Bien que la centrale soit « morte » et qu’elle n’ait jamais accueilli de combustible radioactif, elle reste l’un des sites les plus surveillés de la région. Pendant près de 50 ans, jusqu’en 2019, l’énergéticien Iberdrola est resté le propriétaire du site. Même après l’arrêt définitif du chantier en 1984, l’entreprise a continué de gérer cette carcasse de béton, employant une société de sécurité privée pour assurer une présence humaine 24h/24. Cette surveillance, qui coûtait environ 1 000 euros par jour, n’avait pas pour but d’empêcher une catastrophe nucléaire, mais pour éviter les intrusions de curieux ou de vandales, et surtout pour protéger les personnes : avec l’érosion marine, le béton et les structures métalliques sont devenus instables, rendant toute exploration extrêmement dangereuse.
En octobre 2019, Iberdrola a officiellement cédé le site au gouvernement basque pour une somme symbolique. Cette cession « gratuite » s’explique par le fait que l’entreprise avait déjà été totalement indemnisée par l’État espagnol pour l’arrêt de la centrale (les fameux 2,2 milliards d’euros payés par les citoyens). En transférant la propriété, Iberdrola s’est enfin libérée de la responsabilité juridique et des frais de maintenance d’un site devenu inutile, ouvrant ainsi la voie à sa future reconversion.
Raser le site pour arrêter les frais coûterait bien plus cher que de le surveiller pendant encore un siècle. Les structures ont été conçues pour résister à des chutes d’avions et à des séismes majeurs ; ainsi, le coût d’un démantèlement total est estimé à plus de 300 millions d’euros. C’est cette impasse financière qui explique pourquoi le site est resté figé dans le temps pendant 40 ans.
Le projet de reconversion, estimé à 20 millions d’euros, est porté par des entreprises comme Atura et soutenu par le centre de recherche AZTI. Il prévoit une production massive de plusieurs milliers de tonnes de produits de la mer par an. Ce projet repose sur un paradoxe fascinant : les structures ultra-robustes, initialement construites pour résister à des attaques à la bombe et pour contenir la radioactivité, vont finalement servir de sanctuaire pour protéger des œufs de poissons et des larves de crevettes.
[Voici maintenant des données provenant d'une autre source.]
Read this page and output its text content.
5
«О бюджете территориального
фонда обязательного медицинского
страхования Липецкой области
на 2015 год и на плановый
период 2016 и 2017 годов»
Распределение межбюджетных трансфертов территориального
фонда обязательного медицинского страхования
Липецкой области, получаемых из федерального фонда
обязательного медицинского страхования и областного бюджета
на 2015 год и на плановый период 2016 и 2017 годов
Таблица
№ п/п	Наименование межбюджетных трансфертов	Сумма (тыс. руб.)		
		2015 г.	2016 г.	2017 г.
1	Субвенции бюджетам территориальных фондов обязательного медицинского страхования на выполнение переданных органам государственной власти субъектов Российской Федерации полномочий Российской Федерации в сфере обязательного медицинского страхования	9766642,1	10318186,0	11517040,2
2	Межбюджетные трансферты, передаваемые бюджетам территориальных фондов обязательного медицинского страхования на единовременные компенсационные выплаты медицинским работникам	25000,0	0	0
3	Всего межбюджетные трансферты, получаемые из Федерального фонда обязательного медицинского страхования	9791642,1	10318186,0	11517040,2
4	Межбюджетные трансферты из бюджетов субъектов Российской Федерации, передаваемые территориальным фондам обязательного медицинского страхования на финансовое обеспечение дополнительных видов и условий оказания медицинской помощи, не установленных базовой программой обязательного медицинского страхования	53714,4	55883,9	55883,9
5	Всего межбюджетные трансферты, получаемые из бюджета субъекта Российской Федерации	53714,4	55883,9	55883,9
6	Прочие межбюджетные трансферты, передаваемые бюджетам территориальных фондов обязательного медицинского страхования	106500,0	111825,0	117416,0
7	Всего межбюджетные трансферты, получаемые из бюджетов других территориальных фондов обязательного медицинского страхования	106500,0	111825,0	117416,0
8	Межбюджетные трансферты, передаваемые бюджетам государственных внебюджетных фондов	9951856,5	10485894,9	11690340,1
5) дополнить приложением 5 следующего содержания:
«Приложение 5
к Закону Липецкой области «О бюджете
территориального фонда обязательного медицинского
Cette transformation est rendue possible par la récupération des installations existantes, notamment les systèmes de pompage et les canaux de circulation d’eau, qui auraient coûté des centaines de millions d’euros à construire aujourd’hui. Les promoteurs tirent ainsi profit de l’héritage industriel du site pour créer une exploitation durable. C’est une fin profondément ironique pour un site qui a causé tant de larmes : après avoir été un symbole de mort et de conflit, il servira finalement à nourrir la région plutôt qu’à l’éclairer.